On paper, it looks like the Montreal Canadiens power play should be really good. Kirk Muller, who coached the Habs’ power play in previous years to top five results, is in charge of it again. The team can throw out Shea Weber and Andrei Markov at the points with a combination of Max Pacioretty and Alex Galchenyuk with Alexander Radulov or Brendan Gallagher. The Montreal power play currently sits at 11th in the league with a 20.2% success rate but it struggles mightily at times.
From Perfection To Lack Of Execution
There are times when the Montreal power play is executed perfectly. Whether it’s the slap shot from Weber at the point, a Galchenyuk one timer from the circle or excellent positioning in front of the net, Montreal has plenty of weapons to choose from. But for whatever reason, when the power play isn’t clicking, it’s hard to watch. Much of Montreal’s strategy relies too heavily on Weber’s shot and while it is excellent, teams catch on fast much like they did when P.K. Subban’s shot was the focus of the power play and they found ways to defend against it.
One of the biggest issues is zone entries. The Habs have a tendency to dump and chase the puck on the power play and teams have the speed to recover those pucks and send them the full length of the ice and they have to start all over again. Sometimes when the puck is carried in, the team either loses it at the blue line or they can’t get set up. Errant passes are also a problem at times, as there are many instances of miscommunication where the puck doesn’t go to the intended receiver.
Room For Improvement
Although Montreal has improved in the goal scoring department, not capitalizing on the power play can be costly. In the 2015 playoffs against the Tampa Bay Lightning, the Habs struggled all series long to score at even strength but their inability to capitalize on the power play sunk them and they were eliminated. Since head coach Michel Therrien took over again in 2013, Montreal’s power play hasn’t been good and while this year has been noticeably better, there is a lot of room for improvement.
The return of Muller and having more talent in the lineup has helped, but after the first unit, there is a bit of a drop off in quality. Some personnel changes could help. Perhaps the size of Michael McCarron in front of the net will be more effective. While Gallagher and Andrew Shaw are feisty and competitive in front of the net, they aren’t big and goalies can see around them. On the other hand, McCarron is 6’6″ and around 230 pounds so goalies and opposing defencemen have to work even harder to look and/or move around him.
Another potential future power play weapon is Artturi Lehkonen.
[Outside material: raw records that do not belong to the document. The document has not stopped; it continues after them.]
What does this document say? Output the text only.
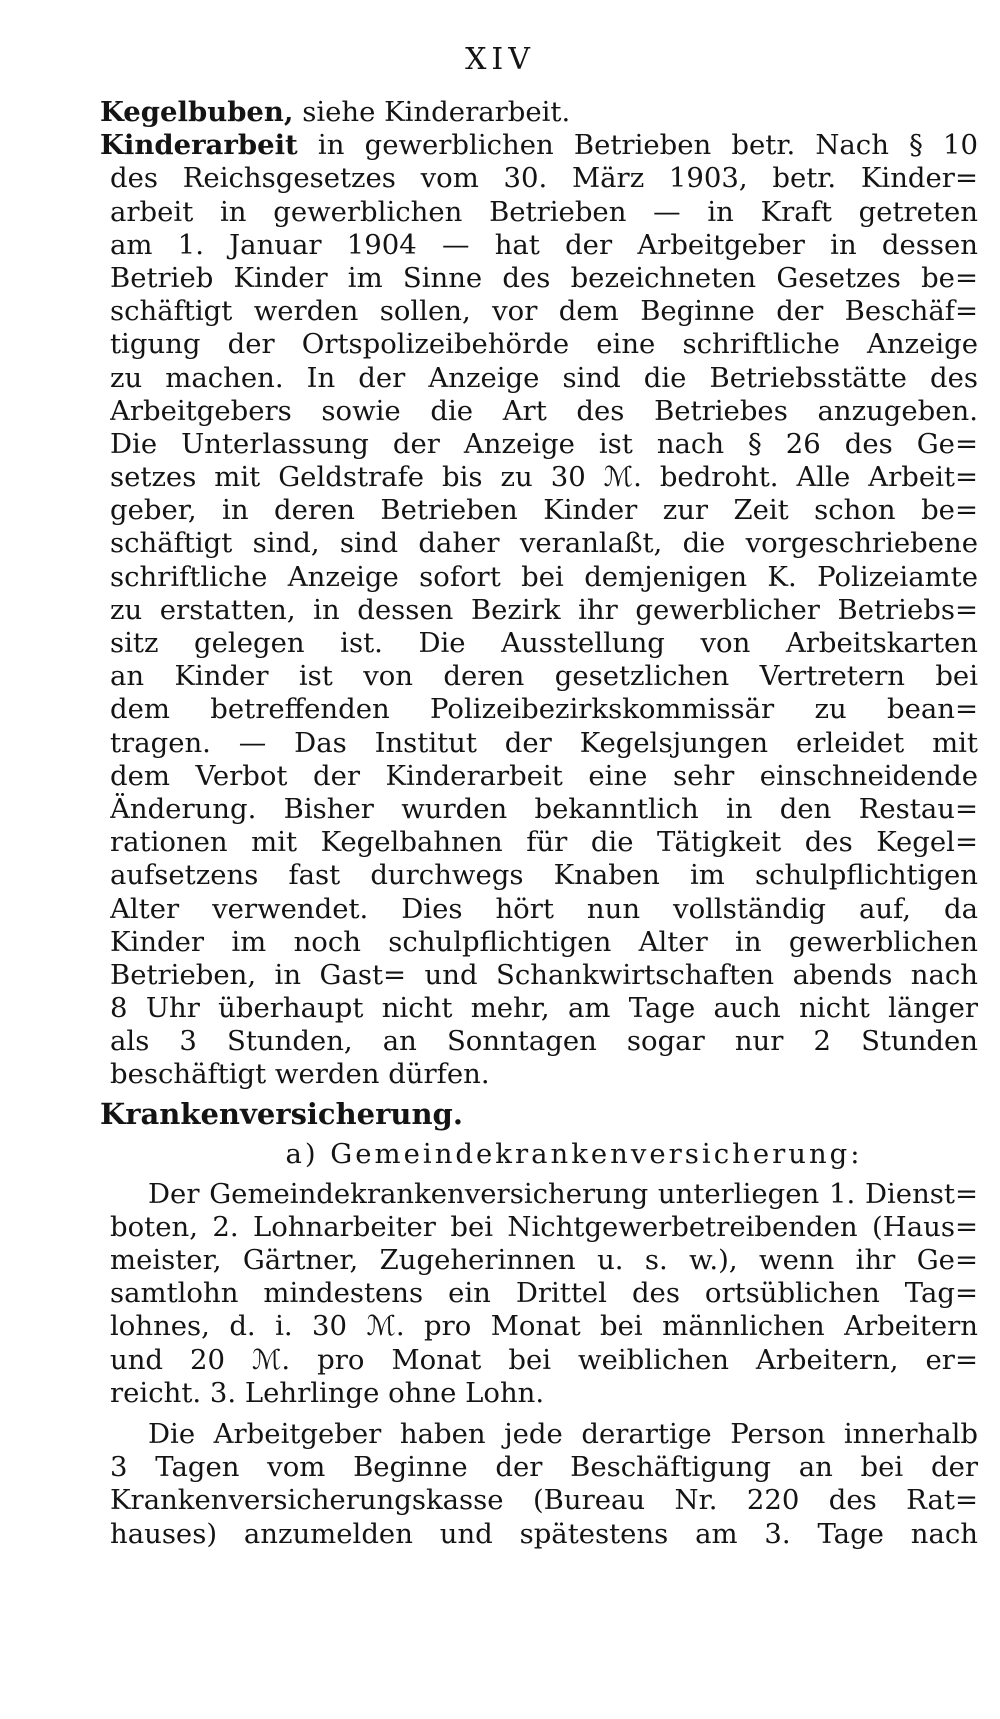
XIV
Kegelbuben, siehe Kinderarbeit.
Kinderarbeit in gewerblichen Betrieben betr. Nach § 10
des Reichsgesetzes vom 30. März 1903, betr. Kinder=
arbeit in gewerblichen Betrieben — in Kraft getreten
am 1. Januar 1904 — hat der Arbeitgeber in dessen
Betrieb Kinder im Sinne des bezeichneten Gesetzes be=
schäftigt werden sollen, vor dem Beginne der Beschäf=
tigung der Ortspolizeibehörde eine schriftliche Anzeige
zu machen. In der Anzeige sind die Betriebsstätte des
Arbeitgebers sowie die Art des Betriebes anzugeben.
Die Unterlassung der Anzeige ist nach § 26 des Ge=
setzes mit Geldstrafe bis zu 30 ℳ. bedroht. Alle Arbeit=
geber, in deren Betrieben Kinder zur Zeit schon be=
schäftigt sind, sind daher veranlaßt, die vorgeschriebene
schriftliche Anzeige sofort bei demjenigen K. Polizeiamte
zu erstatten, in dessen Bezirk ihr gewerblicher Betriebs=
sitz gelegen ist. Die Ausstellung von Arbeitskarten
an Kinder ist von deren gesetzlichen Vertretern bei
dem betreffenden Polizeibezirkskommissär zu bean=
tragen. — Das Institut der Kegelsjungen erleidet mit
dem Verbot der Kinderarbeit eine sehr einschneidende
Änderung. Bisher wurden bekanntlich in den Restau=
rationen mit Kegelbahnen für die Tätigkeit des Kegel=
aufsetzens fast durchwegs Knaben im schulpflichtigen
Alter verwendet. Dies hört nun vollständig auf, da
Kinder im noch schulpflichtigen Alter in gewerblichen
Betrieben, in Gast= und Schankwirtschaften abends nach
8 Uhr überhaupt nicht mehr, am Tage auch nicht länger
als 3 Stunden, an Sonntagen sogar nur 2 Stunden
beschäftigt werden dürfen.
Krankenversicherung.
a) Gemeindekrankenversicherung:
Der Gemeindekrankenversicherung unterliegen 1. Dienst=
boten, 2. Lohnarbeiter bei Nichtgewerbetreibenden (Haus=
meister, Gärtner, Zugeherinnen u. s. w.), wenn ihr Ge=
samtlohn mindestens ein Drittel des ortsüblichen Tag=
lohnes, d. i. 30 ℳ. pro Monat bei männlichen Arbeitern
und 20 ℳ. pro Monat bei weiblichen Arbeitern, er=
reicht. 3. Lehrlinge ohne Lohn.
Die Arbeitgeber haben jede derartige Person innerhalb
3 Tagen vom Beginne der Beschäftigung an bei der
Krankenversicherungskasse (Bureau Nr. 220 des Rat=
hauses) anzumelden und spätestens am 3. Tage nach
Lehkonen has an excellent shot and is just beginning to scratch the surface of his NHL potential. He has shown to be solid at both ends of the rink and was a scorer last year in the Swedish league. On a team that likes to pass too much sometimes, a shooter like Lehkonen would give the Montreal power play a different look.
Canadiens hope Jeff Petry and speed will revive power play – Montreal Gazette https://t.co/YIFSsuMePf
— Canadiens Tweets (@CanadiensTweets) December 15, 2016
Looking For Consistency
The power play is the one area the Habs can’t rely on Carey Price to bail them out, although he does help with breakout passes. While it isn’t a pressing issue at the moment, it’s something that needs to be improved upon, especially late in the season and in the playoffs where goals will be even harder to come by. The Habs have the weapons to put out a lethal power play, now it’s time to execute.